Until a funder identifies and addresses these two issues, it will struggle to make the transition from solely project-based funding to more flexible or unrestricted funding. I highlight both issues here to provide a starting point for that internal analysis.

Measuring impact
I can understand why a funder might be reluctant to holistically invest in an organization because it is measuring its impact largely through outputs (deliverables) instead of outcomes (overall results). Without these tangible outputs, the funder is concerned about how it can successfully measure impact or evaluate performance. Understandably, this type of funder wants “proof” that its investment is going well instead of looking beyond outputs and towards often longer-term outcomes.
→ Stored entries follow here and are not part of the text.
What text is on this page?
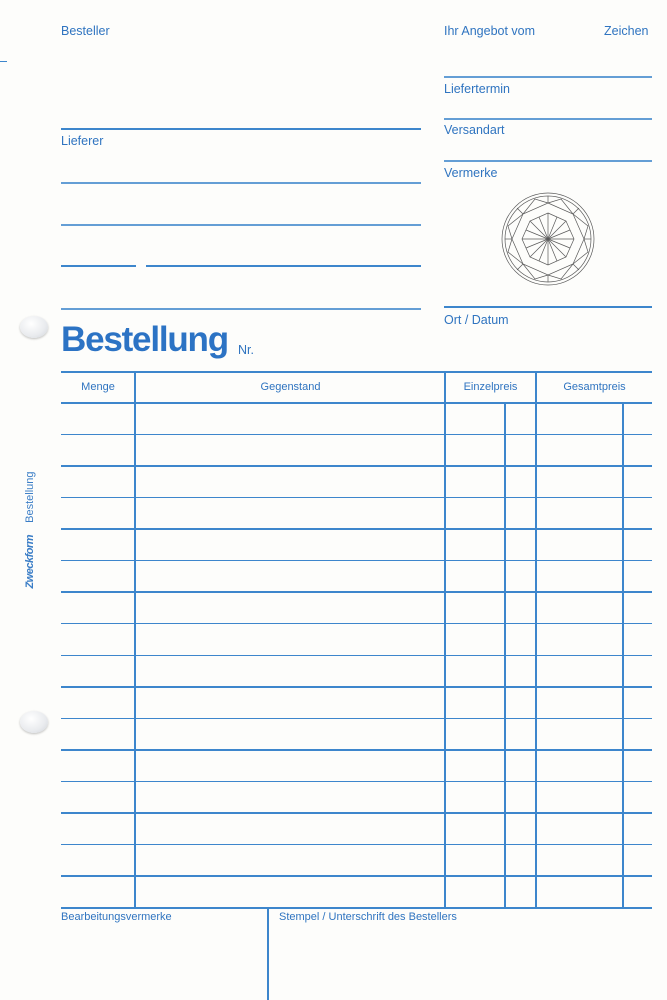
Zweckform  Bestellung
Besteller
Lieferer
Ihr Angebot vom	Zeichen
Liefertermin
Versandart
Vermerke
Ort / Datum
Bestellung Nr.
Menge	Gegenstand	Einzelpreis	Gesamtpreis
Bearbeitungsvermerke	Stempel / Unterschrift des Bestellers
This outcome-based approach is something that a funder must deliberately stretch into as it determines its own grant-making and funding approach and determines the kind of change it would like to see in the world. If its strategy is primarily output focused, it will struggle to embrace the more flexible funding approach that does not explicitly promise outputs as part of the funding.

Mutual Trust
It is challenging for a funder to provide holistic funding to bolster an organization’s sustainability when it has not established trust with the organization in which it is investing. This lack of trust then translates into fear – the fear of believing that the grantee will actually carry out the work that aligns with the funder’s strategic priorities; fear of the grantee’s ability to wisely build its infrastructure to support and implement its work; and fear of the funder’s ability to truly understand the qualitative goals of the grantee’s work.

So, in order to make up for this fundamental lack of trust, which, by the way, neither the funder nor the grantee explicitly admits exists, the funder makes only investments that it can closely monitor, that it can closely track, and that constantly reassures it that it has made a good investment. After all, the funder does not trust that the grantee’s risk management aligns with its own and wants to see tangible proof of its investment. Similarly, the grantee proposes projects it believes the funder wants to fund, underestimates the parts of the grant that are not explicitly in line with the funder’s programmatic goals, and is reticent to articulate that its overall sustainability is what, in fact, will make this project work.

Without a firm foundation of trust, the funder does not understand why it should provide unrestricted or flexible funding as it believes there is no accountability with this type of funding and thus no impact; and the grantee does not request it as it cannot find the “space” within the relationship to do so.

Transitioning to flexible funding
When a funder’s strategy contemplates that outputs are part of the outcome and that outcomes are the ultimate goal, it changes its perception of how it should fund. The funding becomes more about helping the organization achieve its outcomes, which necessarily involves outputs, but is not entirely about achieving outputs. Measurement in turn becomes more about ensuring that impact is occurring in a way that advances a charitable purpose and mission and less about using a checklist to ensure that a particular thing has occurred.

This approach is further bolstered when mutual trust exists between funder and grantee. Trust is built through the interactions occurring within the building of the relationship and the relationship itself, instead of solely through the funding. It takes commitment, collaboration, and plain hard work to build this type of trust, but it can substantially improve grant outcomes.

With this latest buzz about unrestricted funding, many funders will inevitably start to dip their toes in the water, so to speak, moving from largely project-based support to more holistic investments in their grantees. This transition is critical to strengthening organizational infrastructure and ultimately grantee sustainability.

Therefore, we should turn these conversations about unrestricted and flexible funding into action as quickly as possible so we can “get to doing.”